Money?  Good.  Fighting cancer?  Good.  But money intended to aid the cancer fight could be spent ineffectually despite the astoundingly noble goal.  The Buffalo News carried a recent story about a federal grant that’s by default more useful than every other project that has been or will be funded by the stimulus:


Researchers at the University at Buffalo will get an additional $9.7 million from the National Institutes of Health under the stimulus allocation, while scientists at Roswell Park Cancer Institute will receive $6 million.
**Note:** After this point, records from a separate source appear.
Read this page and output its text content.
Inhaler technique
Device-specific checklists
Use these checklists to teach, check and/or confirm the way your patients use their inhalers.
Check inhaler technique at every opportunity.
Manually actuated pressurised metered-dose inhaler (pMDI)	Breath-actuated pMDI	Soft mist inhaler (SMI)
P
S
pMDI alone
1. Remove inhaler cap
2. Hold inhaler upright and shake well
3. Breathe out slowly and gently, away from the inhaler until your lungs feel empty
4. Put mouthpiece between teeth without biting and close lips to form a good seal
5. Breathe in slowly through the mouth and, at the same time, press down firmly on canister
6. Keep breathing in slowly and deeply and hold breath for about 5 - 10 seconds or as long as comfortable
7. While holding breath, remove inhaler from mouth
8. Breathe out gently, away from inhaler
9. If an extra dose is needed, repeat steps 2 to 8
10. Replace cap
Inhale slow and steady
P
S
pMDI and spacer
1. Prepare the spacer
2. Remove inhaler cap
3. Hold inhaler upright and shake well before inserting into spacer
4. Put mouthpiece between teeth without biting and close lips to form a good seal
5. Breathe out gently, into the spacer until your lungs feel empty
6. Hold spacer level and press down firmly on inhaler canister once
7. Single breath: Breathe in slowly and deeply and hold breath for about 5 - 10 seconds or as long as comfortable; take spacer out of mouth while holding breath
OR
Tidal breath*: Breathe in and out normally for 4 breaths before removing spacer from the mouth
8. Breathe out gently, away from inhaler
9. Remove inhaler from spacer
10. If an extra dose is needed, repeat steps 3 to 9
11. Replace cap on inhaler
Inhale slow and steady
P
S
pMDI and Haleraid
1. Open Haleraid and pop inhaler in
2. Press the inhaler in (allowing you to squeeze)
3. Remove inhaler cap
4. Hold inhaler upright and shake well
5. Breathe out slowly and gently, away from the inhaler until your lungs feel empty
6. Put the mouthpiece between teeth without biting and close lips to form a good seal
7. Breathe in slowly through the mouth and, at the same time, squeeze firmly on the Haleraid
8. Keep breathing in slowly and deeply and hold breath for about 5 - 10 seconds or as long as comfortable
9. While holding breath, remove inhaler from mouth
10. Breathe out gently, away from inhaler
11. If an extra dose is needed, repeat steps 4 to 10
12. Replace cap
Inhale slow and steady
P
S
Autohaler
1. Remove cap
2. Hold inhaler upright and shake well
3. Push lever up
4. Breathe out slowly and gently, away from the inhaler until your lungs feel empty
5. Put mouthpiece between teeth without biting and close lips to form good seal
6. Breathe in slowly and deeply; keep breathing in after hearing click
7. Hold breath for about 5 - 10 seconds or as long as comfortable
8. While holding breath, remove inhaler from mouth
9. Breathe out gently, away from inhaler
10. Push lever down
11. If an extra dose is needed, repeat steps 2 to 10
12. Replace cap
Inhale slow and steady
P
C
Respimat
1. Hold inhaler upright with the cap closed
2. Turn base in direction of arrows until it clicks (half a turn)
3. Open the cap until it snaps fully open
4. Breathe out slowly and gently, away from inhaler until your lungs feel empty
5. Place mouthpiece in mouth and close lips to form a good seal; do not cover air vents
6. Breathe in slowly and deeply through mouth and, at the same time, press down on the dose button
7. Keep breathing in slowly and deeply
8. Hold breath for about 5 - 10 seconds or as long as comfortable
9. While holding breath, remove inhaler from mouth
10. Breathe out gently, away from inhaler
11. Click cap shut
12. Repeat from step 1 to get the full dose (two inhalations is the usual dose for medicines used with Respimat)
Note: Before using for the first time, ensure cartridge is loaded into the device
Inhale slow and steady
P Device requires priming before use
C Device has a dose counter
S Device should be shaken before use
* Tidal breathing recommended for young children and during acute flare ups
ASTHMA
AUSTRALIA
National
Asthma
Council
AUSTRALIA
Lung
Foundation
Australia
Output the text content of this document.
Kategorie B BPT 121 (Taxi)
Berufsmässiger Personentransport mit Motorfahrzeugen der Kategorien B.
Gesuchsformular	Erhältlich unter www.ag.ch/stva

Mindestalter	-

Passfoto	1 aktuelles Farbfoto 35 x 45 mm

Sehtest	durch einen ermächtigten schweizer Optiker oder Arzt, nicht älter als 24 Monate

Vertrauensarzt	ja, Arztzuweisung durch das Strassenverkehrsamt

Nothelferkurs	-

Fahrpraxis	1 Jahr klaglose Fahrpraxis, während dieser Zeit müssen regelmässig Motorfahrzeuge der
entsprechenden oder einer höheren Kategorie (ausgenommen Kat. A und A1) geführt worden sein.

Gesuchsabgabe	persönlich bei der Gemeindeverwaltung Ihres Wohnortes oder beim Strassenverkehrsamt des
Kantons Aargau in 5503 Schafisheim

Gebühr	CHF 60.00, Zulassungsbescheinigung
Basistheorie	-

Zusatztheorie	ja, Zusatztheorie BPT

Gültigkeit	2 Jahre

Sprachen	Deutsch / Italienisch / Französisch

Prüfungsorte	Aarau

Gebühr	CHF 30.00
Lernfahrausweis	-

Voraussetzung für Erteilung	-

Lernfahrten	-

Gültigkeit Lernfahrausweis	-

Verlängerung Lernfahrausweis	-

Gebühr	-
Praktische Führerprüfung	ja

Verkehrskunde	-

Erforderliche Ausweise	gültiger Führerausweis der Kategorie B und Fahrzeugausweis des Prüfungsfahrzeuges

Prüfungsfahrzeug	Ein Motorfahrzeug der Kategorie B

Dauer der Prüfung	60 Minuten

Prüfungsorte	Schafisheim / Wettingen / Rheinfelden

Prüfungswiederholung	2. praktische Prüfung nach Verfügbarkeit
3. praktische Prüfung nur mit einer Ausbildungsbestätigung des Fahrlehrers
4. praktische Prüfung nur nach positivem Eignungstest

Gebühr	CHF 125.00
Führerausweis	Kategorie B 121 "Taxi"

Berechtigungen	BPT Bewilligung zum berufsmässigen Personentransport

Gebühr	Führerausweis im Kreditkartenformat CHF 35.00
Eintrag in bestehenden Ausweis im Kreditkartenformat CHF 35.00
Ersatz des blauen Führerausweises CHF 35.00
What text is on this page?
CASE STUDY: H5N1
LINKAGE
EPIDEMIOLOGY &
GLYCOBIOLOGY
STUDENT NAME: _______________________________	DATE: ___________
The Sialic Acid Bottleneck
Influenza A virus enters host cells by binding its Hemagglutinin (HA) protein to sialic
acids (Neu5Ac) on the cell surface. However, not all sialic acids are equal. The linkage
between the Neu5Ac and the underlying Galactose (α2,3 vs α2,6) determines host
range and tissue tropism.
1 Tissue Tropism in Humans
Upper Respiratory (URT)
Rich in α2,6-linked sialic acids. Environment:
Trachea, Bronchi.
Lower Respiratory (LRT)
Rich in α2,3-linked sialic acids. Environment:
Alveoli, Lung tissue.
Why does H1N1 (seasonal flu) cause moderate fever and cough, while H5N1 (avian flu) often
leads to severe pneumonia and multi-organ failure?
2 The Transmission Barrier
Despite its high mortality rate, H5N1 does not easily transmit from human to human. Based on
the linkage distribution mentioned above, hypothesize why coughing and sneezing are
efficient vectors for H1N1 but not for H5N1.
Of course, this is a project whose cause every single human supports.  But there’s a better financial strategy for attacking cancer.  Sapping money from the economy via taxing or borrowing is ultimately detrimental: it adds a government-controlled layer which experience shows us acts like a parachute on growth and achievement.  Such funding further demonstrates the deep confusion experienced by certain presidents regarding how the economy works:


“I’ve long said, the goal of the Recovery Act was not to create make-work jobs, but jobs making a difference for our future,” Obama said in announcing the grants. “There is no better example than the jobs we will produce or preserve through the grants we are announcing this morning.”


But these grants are by definition a one-time jolt, especially considering that they’re adding to a deficit that at this rate will be paid off in approximately never.  Our grandchildren would undoubtedly prefer it if we don’t let China bankroll any more projects.  Besides, such jobs aren’t permanent unless the president’s strategy is to call for a new stimulus bill every year.  Um, we shouldn’t give him ideas.


More importantly, the private sector is best suited to wage non-combat wars.  Research corporations are superior at battling cancer for the same reason that customers prefer FedEx to the Post Office.  Private-sector efficiency should be rewarded whenever possible, unless we oppose companies getting rewarded for inventing disease-countering remedies.


Of course, the present administration doesn’t seem particularly pleased with how doctors are compensated, so there’s no reason why research soldiers should be treated differently.  From the president’s perspective, curing us is apparently enough of a reward.


But, as with physicians, those attempting to whoop cancer should be making at least mini-fortunes.  These are people who deserve to drink Dom Pérignon out of beakers after their shifts.  Best, there’s a way for citizens to help counteract the disease and enrich cancer-assaulting warriors: buy stock in companies and donate to hospitals.


Unlike the ahead-of-schedule road repairs that seem to compose about 98 percent of stimulus spending, the research grants are examples of useful projects on their own:


Roswell Park will do additional cancer research with its new federal funding. Cancer in children, prostate cancer and lymphoma are among the many areas to be studied.


But the point is precisely that they are beneficial.  There’s an absolute need for such ventures, but that only means it should be easy to attract non-governmental dollars.  As with, say, paying medical expenses for the needy, people would be willing to help if only given the chance.


Cut taxes, and the feds might discover something remarkable: Buffalonians, and Americans, would be more than willing to either purchase shares of companies engaged in the good struggle or donate money to places like Roswell Park.  It’s too bad they don’t trust us enough to cut out the middleman.